The remark followed the launch of the Radeon RX 9060 XT, which appears in both 8GB and 16GB flavours. Nvidia has been catching flak from the PC master race for saddling the GeForce RTX 5060 with a stingy 8GB, despite 2025 being a year when many games scoff at that amount.
PC Games testing shows 8GB still just about limps through many modern titles at 1080p, but that’s about it. Indiana Jones and the Great Circle brings the RTX 5060 to its knees on anything higher than Medium settings even at Full HD. It’s clear AMD wants to defend the cheaper RX 9060 XT ahead of launch, despite it already looking like the lesser choice for futureproofing.
Azor responded to PC hardware YouTuber Michael Quesada, who asked how 8GB could be justified these days. “The majority of gamers are still playing at 1080p and have no use for more than 8GB of memory,” Azor posted on X. “The most played games WW are mostly esports games. We wouldn't build it if there wasn't a market for it. If 8GB isn't right for you then there's 16GB. Same GPU, no compromise, just memory options.”

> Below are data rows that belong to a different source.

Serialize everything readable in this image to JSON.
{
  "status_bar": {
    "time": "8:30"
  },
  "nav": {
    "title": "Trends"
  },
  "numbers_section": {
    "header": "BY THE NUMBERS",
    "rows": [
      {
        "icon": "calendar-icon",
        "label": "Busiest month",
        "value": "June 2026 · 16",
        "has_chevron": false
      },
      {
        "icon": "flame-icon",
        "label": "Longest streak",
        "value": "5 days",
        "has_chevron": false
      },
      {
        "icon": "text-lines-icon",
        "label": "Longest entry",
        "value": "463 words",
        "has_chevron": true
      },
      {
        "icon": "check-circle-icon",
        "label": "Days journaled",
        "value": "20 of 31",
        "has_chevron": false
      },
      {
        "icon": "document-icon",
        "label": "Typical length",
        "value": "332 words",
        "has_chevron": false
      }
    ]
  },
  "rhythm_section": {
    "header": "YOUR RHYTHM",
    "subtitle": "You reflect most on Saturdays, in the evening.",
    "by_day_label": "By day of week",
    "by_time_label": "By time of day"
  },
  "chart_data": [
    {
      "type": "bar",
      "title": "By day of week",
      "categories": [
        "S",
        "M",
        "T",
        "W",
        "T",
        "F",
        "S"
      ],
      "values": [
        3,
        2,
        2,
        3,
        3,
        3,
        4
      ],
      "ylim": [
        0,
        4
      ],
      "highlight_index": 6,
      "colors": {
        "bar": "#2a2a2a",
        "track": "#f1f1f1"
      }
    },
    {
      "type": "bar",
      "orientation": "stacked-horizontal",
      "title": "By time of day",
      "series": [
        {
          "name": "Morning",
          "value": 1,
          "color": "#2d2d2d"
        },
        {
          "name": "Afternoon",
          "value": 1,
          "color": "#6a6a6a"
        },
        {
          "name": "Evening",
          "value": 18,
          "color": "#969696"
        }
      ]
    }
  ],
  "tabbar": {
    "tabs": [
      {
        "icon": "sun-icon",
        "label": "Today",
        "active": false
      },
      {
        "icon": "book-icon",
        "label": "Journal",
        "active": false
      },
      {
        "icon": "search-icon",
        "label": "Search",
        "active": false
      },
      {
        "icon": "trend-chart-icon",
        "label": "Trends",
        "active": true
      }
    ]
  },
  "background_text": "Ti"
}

The Steam Hardware Survey still ranks the GTX 1650 in the top five cards used, and it only has 4GB. Many popular online games don’t guzzle VRAM like the big cinematic single-player beasts. If you’re upgrading from a 1650, even the RTX 5060 with 8GB will be a big leap.

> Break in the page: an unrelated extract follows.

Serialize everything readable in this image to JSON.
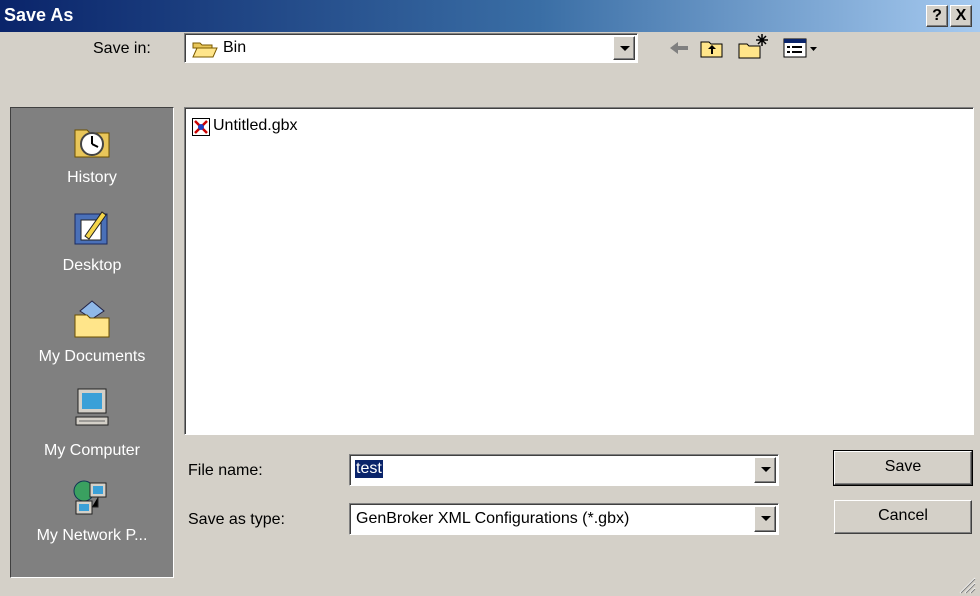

But buying a GPU isn’t just about playing Fortnite or pretending it's 2018. Drop $299 on a card and you want it to last a while, preferably without having to drop settings in every new title that shows up. From current benchmarks, 8GB models are already tottering on the edge of being obsolete. That’s before games get even more demanding.

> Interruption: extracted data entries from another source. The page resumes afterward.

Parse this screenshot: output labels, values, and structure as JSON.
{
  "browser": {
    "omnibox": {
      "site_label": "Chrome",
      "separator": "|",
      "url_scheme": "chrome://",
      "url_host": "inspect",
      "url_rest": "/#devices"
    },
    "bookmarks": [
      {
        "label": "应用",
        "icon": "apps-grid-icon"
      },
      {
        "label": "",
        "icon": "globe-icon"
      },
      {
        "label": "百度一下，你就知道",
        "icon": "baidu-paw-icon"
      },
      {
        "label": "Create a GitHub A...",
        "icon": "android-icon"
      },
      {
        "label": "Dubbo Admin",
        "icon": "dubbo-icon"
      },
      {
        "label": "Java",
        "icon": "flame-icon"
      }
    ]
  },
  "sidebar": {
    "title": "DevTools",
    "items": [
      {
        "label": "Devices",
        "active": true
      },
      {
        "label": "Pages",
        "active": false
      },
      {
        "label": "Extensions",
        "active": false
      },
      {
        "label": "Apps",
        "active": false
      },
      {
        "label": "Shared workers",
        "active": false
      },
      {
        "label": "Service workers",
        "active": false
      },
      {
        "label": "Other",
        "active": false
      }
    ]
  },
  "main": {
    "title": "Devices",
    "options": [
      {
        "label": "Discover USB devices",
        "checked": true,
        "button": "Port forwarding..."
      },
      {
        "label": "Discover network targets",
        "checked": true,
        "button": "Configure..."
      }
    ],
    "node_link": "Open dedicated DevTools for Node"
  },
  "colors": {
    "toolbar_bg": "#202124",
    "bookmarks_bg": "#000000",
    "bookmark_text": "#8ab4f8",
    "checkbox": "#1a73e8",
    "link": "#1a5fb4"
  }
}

Both 8GB and 16GB cards are being sold under the same names, whether that’s RX 9060 XT or RTX 5060 Ti. System builders can flog pre-builts using the weaker version and pocket the difference without customers realising what they’re actually getting. Unless you know to check, you could end up with a GPU that chokes on the latest titles right out of the box.
So if you're looking to push the graphics settings in your shiny new single-player games for the next couple of years, do yourself a favour and steer clear of 8GB cards. Even if they seem like a bargain.